L’esposizione azionaria
dovrebbe privilegiare i mercati statunitensi e di crescita. Le strategie
obbligazionarie si concentreranno sulla gestione del rischio attraverso le
obbligazioni high yield, mentre le obbligazioni investment grade potrebbero
richiedere un approccio più tattico a causa della maggiore sensibilità
all’aumento dei tassi di interesse.
Per quanto riguarda le valute,
un dollaro USA più forte nel breve termine potrebbe essere bilanciato da
migliori opportunità per altre valute rifugio nel 2025, se dovessero
ripresentarsi i rischi fiscali. Gli investimenti nei mercati emergenti
richiedono una comprensione delle accresciute sensibilità delle politiche. Le
materie prime continueranno a essere essenziali per la copertura dei rischi di
inflazione e per cogliere opportunità, con l’oro che offre un’ancora
interessante per il portafoglio in un periodo di incertezza.
Considerati gli attuali spread
ridotti delle obbligazioni societarie e le elevate valutazioni azionarie, le
classi di asset alternative, come gli hedge fund e gli asset privati, possono
contribuire a migliorare i rendimenti corretti per il rischio. Possono anche
integrare i vantaggi della diversificazione a un portafoglio.

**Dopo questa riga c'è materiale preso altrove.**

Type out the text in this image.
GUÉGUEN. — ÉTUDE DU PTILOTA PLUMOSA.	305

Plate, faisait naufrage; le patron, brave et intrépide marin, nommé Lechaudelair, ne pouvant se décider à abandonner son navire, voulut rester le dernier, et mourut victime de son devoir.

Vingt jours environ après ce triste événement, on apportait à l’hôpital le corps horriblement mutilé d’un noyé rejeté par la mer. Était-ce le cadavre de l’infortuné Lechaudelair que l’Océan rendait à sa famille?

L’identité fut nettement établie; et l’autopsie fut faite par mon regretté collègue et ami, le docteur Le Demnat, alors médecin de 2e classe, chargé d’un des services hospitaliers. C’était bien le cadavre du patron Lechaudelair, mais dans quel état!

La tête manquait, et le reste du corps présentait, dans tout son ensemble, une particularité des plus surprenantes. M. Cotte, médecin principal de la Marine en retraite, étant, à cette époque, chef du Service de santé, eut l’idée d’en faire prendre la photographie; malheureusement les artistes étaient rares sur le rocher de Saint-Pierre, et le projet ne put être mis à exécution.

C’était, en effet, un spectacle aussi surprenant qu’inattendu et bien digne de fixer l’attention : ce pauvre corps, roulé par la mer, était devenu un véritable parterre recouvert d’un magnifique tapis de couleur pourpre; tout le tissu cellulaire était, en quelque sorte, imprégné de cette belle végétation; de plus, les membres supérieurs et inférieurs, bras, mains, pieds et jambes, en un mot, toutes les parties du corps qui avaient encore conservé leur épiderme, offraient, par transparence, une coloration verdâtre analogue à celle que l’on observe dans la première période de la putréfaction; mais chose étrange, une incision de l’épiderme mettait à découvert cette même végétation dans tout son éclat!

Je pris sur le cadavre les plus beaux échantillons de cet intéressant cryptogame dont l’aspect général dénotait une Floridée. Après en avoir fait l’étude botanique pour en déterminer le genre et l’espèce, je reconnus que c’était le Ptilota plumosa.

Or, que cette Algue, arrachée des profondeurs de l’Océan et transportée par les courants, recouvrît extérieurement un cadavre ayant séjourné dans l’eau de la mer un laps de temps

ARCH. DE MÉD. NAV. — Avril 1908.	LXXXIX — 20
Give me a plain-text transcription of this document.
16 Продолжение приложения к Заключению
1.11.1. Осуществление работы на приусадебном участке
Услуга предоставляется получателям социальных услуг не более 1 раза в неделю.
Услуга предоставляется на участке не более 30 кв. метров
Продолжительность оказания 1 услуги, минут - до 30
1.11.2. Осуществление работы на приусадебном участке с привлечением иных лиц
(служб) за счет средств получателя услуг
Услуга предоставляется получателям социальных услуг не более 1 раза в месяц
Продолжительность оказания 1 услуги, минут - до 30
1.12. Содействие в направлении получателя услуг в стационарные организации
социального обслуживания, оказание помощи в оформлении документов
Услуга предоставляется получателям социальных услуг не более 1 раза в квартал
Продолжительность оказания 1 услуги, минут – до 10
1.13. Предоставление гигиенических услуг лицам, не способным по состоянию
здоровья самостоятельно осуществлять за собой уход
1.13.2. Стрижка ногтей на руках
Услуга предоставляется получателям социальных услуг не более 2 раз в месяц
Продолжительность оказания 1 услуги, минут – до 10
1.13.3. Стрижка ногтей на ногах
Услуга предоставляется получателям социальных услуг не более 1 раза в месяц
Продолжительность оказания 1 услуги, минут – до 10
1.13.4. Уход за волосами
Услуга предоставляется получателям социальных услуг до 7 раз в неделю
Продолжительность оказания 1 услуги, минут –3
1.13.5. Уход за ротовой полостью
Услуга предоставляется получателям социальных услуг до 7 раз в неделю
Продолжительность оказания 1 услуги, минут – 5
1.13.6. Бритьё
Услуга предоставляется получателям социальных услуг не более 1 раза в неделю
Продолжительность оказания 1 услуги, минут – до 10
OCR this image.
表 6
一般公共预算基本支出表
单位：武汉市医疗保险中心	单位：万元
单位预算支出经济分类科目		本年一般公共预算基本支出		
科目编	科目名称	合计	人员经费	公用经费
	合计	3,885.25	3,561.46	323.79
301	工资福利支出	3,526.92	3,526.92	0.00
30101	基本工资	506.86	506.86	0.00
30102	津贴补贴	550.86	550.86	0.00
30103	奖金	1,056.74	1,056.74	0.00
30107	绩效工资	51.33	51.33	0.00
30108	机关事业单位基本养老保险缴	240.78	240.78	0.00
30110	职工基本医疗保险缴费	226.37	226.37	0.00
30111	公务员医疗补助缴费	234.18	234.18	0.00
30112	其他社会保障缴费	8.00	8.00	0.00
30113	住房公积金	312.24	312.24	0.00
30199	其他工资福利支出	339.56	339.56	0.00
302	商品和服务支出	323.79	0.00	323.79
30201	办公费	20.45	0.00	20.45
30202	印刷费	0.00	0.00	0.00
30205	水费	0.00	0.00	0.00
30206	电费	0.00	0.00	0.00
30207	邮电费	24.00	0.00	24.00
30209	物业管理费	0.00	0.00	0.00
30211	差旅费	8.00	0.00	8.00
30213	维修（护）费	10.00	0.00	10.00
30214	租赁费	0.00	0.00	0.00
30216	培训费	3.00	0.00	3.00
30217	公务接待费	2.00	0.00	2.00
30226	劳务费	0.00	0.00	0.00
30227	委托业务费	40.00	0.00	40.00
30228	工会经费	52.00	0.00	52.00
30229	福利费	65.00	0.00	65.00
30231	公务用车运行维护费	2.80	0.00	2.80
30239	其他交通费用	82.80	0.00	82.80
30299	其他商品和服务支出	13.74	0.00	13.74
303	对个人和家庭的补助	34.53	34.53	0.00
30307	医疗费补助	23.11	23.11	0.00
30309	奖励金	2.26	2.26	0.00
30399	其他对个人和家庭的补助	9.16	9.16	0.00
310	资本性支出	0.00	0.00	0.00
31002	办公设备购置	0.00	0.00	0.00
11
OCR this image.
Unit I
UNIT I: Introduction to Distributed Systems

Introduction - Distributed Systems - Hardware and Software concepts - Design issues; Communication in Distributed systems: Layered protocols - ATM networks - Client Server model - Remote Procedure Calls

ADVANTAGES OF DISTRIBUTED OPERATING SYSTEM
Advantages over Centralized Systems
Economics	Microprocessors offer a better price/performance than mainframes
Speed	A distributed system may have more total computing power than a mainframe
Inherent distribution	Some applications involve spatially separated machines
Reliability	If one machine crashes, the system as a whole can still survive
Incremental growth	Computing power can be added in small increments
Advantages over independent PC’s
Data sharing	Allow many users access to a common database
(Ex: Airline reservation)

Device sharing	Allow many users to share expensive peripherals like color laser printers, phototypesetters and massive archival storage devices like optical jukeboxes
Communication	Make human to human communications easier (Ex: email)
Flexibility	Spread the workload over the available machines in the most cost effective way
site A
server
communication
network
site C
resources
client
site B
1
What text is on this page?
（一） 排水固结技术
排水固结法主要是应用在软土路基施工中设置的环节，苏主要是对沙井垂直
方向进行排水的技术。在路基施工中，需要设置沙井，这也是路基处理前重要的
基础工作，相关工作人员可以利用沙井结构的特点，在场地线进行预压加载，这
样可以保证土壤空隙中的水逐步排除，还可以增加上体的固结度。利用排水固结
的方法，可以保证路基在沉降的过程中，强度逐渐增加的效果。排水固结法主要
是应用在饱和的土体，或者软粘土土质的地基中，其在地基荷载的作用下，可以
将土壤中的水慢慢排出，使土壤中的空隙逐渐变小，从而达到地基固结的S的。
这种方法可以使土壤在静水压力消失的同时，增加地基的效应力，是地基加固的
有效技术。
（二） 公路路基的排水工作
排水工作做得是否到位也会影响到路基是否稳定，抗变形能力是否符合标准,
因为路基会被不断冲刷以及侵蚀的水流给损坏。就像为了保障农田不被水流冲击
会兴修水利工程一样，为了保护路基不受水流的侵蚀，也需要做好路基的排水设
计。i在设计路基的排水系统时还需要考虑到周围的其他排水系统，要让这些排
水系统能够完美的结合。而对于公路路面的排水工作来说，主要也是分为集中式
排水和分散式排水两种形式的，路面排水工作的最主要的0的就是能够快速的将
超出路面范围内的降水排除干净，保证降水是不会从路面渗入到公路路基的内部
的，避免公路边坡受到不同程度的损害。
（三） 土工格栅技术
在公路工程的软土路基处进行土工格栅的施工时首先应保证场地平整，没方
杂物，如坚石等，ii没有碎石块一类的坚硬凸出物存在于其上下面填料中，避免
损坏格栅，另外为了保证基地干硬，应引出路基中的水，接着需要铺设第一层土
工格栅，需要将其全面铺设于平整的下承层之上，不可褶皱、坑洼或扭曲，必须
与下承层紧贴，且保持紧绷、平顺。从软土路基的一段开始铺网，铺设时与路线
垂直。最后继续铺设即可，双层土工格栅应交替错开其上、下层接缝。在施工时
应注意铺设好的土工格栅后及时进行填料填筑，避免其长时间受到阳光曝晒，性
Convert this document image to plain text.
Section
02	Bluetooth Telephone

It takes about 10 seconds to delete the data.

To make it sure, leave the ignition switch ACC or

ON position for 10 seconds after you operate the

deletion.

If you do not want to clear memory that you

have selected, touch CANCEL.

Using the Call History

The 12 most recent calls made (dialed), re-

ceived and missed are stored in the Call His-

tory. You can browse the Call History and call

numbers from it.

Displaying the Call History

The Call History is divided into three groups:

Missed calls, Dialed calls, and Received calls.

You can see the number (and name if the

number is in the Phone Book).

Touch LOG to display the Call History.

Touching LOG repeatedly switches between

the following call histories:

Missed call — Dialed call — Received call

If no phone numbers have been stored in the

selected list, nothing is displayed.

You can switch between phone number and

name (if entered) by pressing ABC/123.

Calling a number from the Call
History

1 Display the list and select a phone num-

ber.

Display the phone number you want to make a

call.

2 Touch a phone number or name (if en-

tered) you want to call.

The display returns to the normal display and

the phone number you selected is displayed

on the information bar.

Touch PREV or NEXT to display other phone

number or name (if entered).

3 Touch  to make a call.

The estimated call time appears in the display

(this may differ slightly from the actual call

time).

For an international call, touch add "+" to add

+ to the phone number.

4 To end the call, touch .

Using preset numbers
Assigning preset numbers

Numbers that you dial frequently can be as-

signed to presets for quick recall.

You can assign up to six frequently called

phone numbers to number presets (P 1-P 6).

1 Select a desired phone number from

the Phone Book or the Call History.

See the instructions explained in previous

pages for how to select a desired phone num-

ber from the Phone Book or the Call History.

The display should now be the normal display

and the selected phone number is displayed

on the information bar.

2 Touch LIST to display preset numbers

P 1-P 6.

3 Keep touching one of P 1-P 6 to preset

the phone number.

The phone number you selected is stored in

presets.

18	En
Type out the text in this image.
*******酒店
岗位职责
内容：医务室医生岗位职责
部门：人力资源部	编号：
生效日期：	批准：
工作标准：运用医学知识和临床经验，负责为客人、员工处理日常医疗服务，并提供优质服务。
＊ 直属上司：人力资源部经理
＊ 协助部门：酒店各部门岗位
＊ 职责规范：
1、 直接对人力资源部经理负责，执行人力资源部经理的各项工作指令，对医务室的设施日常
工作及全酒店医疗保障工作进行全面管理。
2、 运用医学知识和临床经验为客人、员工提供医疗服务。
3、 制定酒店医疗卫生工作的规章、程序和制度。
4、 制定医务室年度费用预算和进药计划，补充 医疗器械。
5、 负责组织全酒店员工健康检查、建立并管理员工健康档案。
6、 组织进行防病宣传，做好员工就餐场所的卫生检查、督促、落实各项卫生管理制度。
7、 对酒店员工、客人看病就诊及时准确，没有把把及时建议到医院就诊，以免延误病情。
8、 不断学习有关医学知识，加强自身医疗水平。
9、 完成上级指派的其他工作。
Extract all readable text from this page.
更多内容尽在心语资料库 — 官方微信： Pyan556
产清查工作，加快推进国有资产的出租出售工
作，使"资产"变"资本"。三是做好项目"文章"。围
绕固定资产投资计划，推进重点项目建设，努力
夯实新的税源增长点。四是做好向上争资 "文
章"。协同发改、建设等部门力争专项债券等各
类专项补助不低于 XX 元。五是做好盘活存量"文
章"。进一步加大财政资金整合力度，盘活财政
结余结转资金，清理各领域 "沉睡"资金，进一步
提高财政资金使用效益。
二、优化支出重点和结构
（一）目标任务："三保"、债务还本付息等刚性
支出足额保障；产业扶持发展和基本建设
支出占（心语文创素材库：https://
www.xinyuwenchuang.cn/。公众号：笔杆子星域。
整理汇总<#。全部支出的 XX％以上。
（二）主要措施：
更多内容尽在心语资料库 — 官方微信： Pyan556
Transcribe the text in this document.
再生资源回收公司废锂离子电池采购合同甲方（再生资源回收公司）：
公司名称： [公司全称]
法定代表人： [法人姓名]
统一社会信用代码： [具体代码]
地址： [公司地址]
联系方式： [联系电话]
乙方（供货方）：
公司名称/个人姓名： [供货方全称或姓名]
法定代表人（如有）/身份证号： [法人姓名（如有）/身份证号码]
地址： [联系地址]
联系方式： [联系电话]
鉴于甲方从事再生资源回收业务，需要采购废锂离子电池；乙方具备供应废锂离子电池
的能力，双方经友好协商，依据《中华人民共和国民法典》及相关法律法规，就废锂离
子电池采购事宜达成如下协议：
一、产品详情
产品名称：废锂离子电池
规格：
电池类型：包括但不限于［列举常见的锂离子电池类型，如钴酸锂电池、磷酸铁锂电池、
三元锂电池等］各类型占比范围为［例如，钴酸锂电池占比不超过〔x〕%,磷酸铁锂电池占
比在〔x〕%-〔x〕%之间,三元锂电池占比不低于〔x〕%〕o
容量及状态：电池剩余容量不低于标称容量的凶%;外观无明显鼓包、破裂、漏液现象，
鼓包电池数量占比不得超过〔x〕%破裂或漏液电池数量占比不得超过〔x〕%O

Nel complesso, un approccio
di investimento diversificato e flessibile può bilanciare la ricerca della
crescita con una prudente gestione del rischio mentre affrontiamo il complesso
scenario economico e politico del 2025.
ASSET CLASSES
Reddito fisso
Spicca l’high yield
Aspetti fondamentali
·
I nostri investimenti preferiti nell’obbligazionario per
il 2025 sono le obbligazioni societarie. In particolare, le obbligazioni high
yield offrono rendimenti interessanti e una minore sensibilità alle
oscillazioni dei tassi di interesse.
·
I titoli di Stato e le obbligazioni societarie dei
mercati emergenti, pur vulnerabili ai cambiamenti di politica economica degli
Stati Uniti, manterranno un posizionamento fondamentale solido.
·
Ci aspettiamo che i titoli di Stato statunitensi
evidenzino una sottoperformance, in un contesto di minori tagli dei tassi da
parte della Fed e di rendimenti a lungo termine in aumento. Preferiamo i Bund tedeschi e i Gilt britannici.
Negli Stati Uniti,
i tagli fiscali, i dazi e le politiche più restrittive sull’immigrazione
dovrebbero tradursi in un aumento della crescita e dell’inflazione
statunitensi, rendendo necessari meno tagli dei tassi di interesse da parte
della Fed. Ciò dovrebbe generare rendimenti più elevati dei titoli del Tesoro
USA a 10 anni: circa il 4,5% tra 12 mesi. Cerchiamo di ridurre la sensibilità
ai tassi di interesse statunitensi nei portafogli e privilegiamo le scadenze
dei titoli del Tesoro a 3-5 anni. Nel breve periodo, la performance delle
obbligazioni indicizzate all’inflazione potrebbe essere limitata da tassi reali
più elevati. Tuttavia, le loro prospettive potrebbero migliorare nel corso
dell’anno se dovessero concretizzarsi ulteriori rischi di inflazione.
In Europa, ci
aspettiamo che la BCE persegua un ciclo di allentamento più pronunciato
rispetto a quanto anticipato dai mercati, all’1,25% entro la fine del 2025, in
un contesto di rallentamento economico e di calo dell’inflazione.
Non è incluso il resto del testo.